Problems with the low digitization of the samples

“Currently, the low or null digitalization in the taking of samples carries with it the loss of traceability of the samples, an increase in errors and important bottlenecks in the reception and registration of these by the laboratory that must carry out the analyses. We avoid these blunders.” Bosch says. The company is currently focused on the environmental, agri-food and veterinary sectors, and in the coming months it will enter the industrial sector, wellness-health and big data.

TSS provides a scalable solution both within sectors and geographically, in addition to reducing up to 25% the management costs of taking samples. It has a network of more than 250 samplers nationwide that allows it to reduce service response times from 5 days to 72 hours, and provides full digital traceability in real time, without the need to resort to manual records, which are often source of errors or errors.

TSS has made to date more than 5,000 samples in Spain, It has a portfolio of more than 21 clients, and has participated in the taking of Covid-19 samples in wastewater, hospital cleaning and disinfection audits, agri-food and environmental samples, and sampling requests in supermarket chains.

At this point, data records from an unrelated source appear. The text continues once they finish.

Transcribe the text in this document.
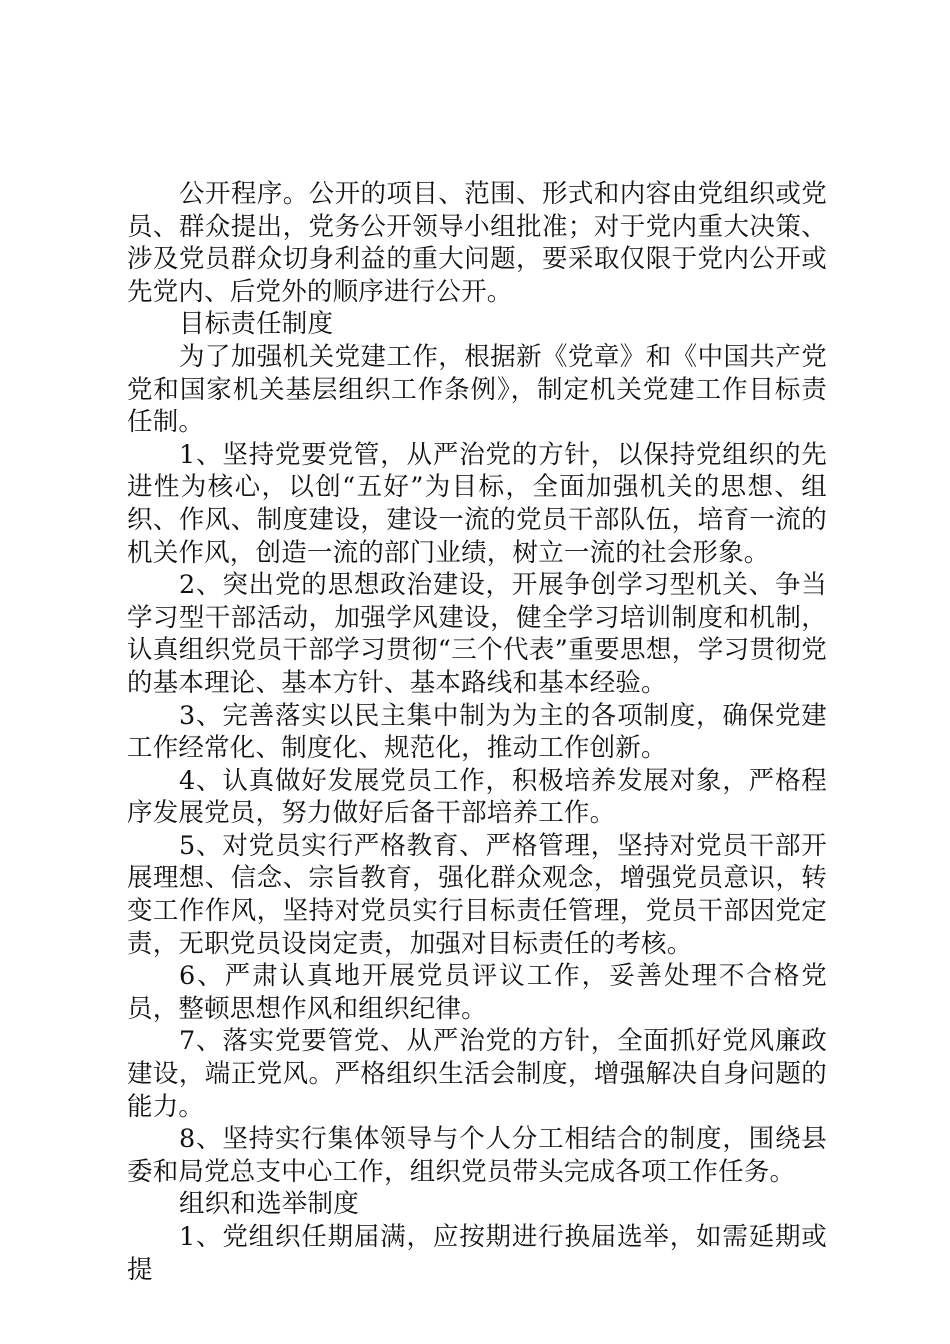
公开程序。公开的项目、范围、形式和内容由党组织或党员、群众提出，党务公开领导小组批准；对于党内重大决策、涉及党员群众切身利益的重大问题，要采取仅限于党内公开或先党内、后党外的顺序进行公开。

目标责任制度

为了加强机关党建工作，根据新《党章》和《中国共产党党和国家机关基层组织工作条例》，制定机关党建工作目标责任制。

1、坚持党要党管，从严治党的方针，以保持党组织的先进性为核心，以创“五好”为目标，全面加强机关的思想、组织、作风、制度建设，建设一流的党员干部队伍，培育一流的机关作风，创造一流的部门业绩，树立一流的社会形象。

2、突出党的思想政治建设，开展争创学习型机关、争当学习型干部活动，加强学风建设，健全学习培训制度和机制，认真组织党员干部学习贯彻“三个代表”重要思想，学习贯彻党的基本理论、基本方针、基本路线和基本经验。

3、完善落实以民主集中制为为主的各项制度，确保党建工作经常化、制度化、规范化，推动工作创新。

4、认真做好发展党员工作，积极培养发展对象，严格程序发展党员，努力做好后备干部培养工作。

5、对党员实行严格教育、严格管理，坚持对党员干部开展理想、信念、宗旨教育，强化群众观念，增强党员意识，转变工作作风，坚持对党员实行目标责任管理，党员干部因党定责，无职党员设岗定责，加强对目标责任的考核。

6、严肃认真地开展党员评议工作，妥善处理不合格党员，整顿思想作风和组织纪律。

7、落实党要管党、从严治党的方针，全面抓好党风廉政建设，端正党风。严格组织生活会制度，增强解决自身问题的能力。

8、坚持实行集体领导与个人分工相结合的制度，围绕县委和局党总支中心工作，组织党员带头完成各项工作任务。

组织和选举制度

1、党组织任期届满，应按期进行换届选举，如需延期或提
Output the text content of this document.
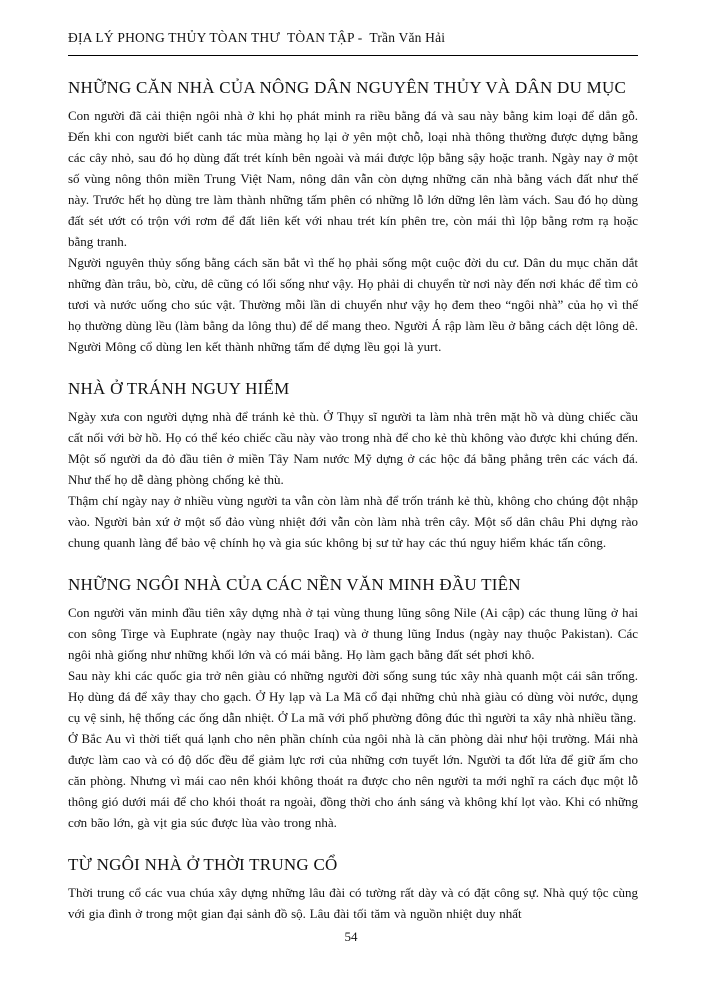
ĐỊA LÝ PHONG THỦY TÒAN THƯ  TÒAN TẬP -  Trần Văn Hải
NHỮNG CĂN NHÀ CỦA NÔNG DÂN NGUYÊN THỦY VÀ DÂN DU MỤC

Con người đã cải thiện ngôi nhà ở khi họ phát minh ra riều bằng đá và sau này bằng kim loại để dẳn gỗ. Đến khi con người biết canh tác mùa màng họ lại ở yên một chỗ, loại nhà thông thường được dựng bằng các cây nhỏ, sau đó họ dùng đất trét kính bên ngoài và mái được lộp bằng sậy hoặc tranh. Ngày nay ở một số vùng nông thôn miền Trung Việt Nam, nông dân vẫn còn dựng những căn nhà bằng vách đất như thế này. Trước hết họ dùng tre làm thành những tấm phên có những lỗ lớn dững lên làm vách. Sau đó họ dùng đất sét ướt có trộn với rơm để đất liên kết với nhau trét kín phên tre, còn mái thì lộp bằng rơm rạ hoặc bằng tranh.

Người nguyên thủy sống bằng cách săn bắt vì thế họ phải sống một cuộc đời du cư. Dân du mục chăn dắt những đàn trâu, bò, cừu, dê cũng có lối sống như vậy. Họ phải di chuyển từ nơi này đến nơi khác để tìm cỏ tươi và nước uống cho súc vật. Thường mỗi lần di chuyển như vậy họ đem theo “ngôi nhà” của họ vì thế họ thường dùng lều (làm bằng da lông thu) để dể mang theo. Người Á rập làm lều ở bằng cách dệt lông dê. Người Mông cổ dùng len kết thành những tấm để dựng lều gọi là yurt.

NHÀ Ở TRÁNH NGUY HIỂM

Ngày xưa con người dựng nhà để tránh kẻ thù. Ở Thụy sĩ người ta làm nhà trên mặt hồ và dùng chiếc cầu cất nối với bờ hồ. Họ có thể kéo chiếc cầu này vào trong nhà để cho kẻ thù không vào được khi chúng đến. Một số người da đỏ đầu tiên ở miền Tây Nam nước Mỹ dựng ở các hộc đá bằng phẳng trên các vách đá. Như thế họ dễ dàng phòng chống kẻ thù.

Thậm chí ngày nay ở nhiều vùng người ta vẫn còn làm nhà để trốn tránh kẻ thù, không cho chúng đột nhập vào. Người bản xứ ở một số đảo vùng nhiệt đới vẫn còn làm nhà trên cây. Một số dân châu Phi dựng rào chung quanh làng để bảo vệ chính họ và gia súc không bị sư tử hay các thú nguy hiểm khác tấn công.

NHỮNG NGÔI NHÀ CỦA CÁC NỀN VĂN MINH ĐẦU TIÊN

Con người văn minh đầu tiên xây dựng nhà ở tại vùng thung lũng sông Nile (Ai cập) các thung lũng ở hai con sông Tirge và Euphrate (ngày nay thuộc Iraq) và ở thung lũng Indus (ngày nay thuộc Pakistan). Các ngôi nhà giống như những khối lớn và có mái bằng. Họ làm gạch bằng đất sét phơi khô.

Sau này khi các quốc gia trở nên giàu có những người đời sống sung túc xây nhà quanh một cái sân trống. Họ dùng đá để xây thay cho gạch. Ở Hy lạp và La Mã cổ đại những chủ nhà giàu có dùng vòi nước, dụng cụ vệ sinh, hệ thống các ống dẫn nhiệt. Ở La mã với phố phường đông đúc thì người ta xây nhà nhiều tầng.

Ở Bắc Au vì thời tiết quá lạnh cho nên phần chính của ngôi nhà là căn phòng dài như hội trường. Mái nhà được làm cao và có độ dốc đều để giảm lực rơi của những cơn tuyết lớn. Người ta đốt lửa để giữ ấm cho căn phòng. Nhưng vì mái cao nên khói không thoát ra được cho nên người ta mới nghĩ ra cách đục một lỗ thông gió dưới mái để cho khói thoát ra ngoài, đồng thời cho ánh sáng và không khí lọt vào. Khi có những cơn bão lớn, gà vịt gia súc được lùa vào trong nhà.

TỪ NGÔI NHÀ Ở THỜI TRUNG CỔ

Thời trung cổ các vua chúa xây dựng những lâu đài có tường rất dày và có đặt công sự. Nhà quý tộc cùng với gia đình ở trong một gian đại sảnh đồ sộ. Lâu đài tối tăm và nguồn nhiệt duy nhất

54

With the recent capital inflow, TSS plans Incorporate Artificial Intelligence in improving the operations of its platform, such as predicting demand and optimizing the capacity of its resources; the optimization of the mobile application, teams, routes and tasks; detection of contamination situations; early prediction of outbreaks and epidemics; and the generation of a database that can be used both internally and by third parties, aimed at defining patterns, anomalies and anticipating critical situations.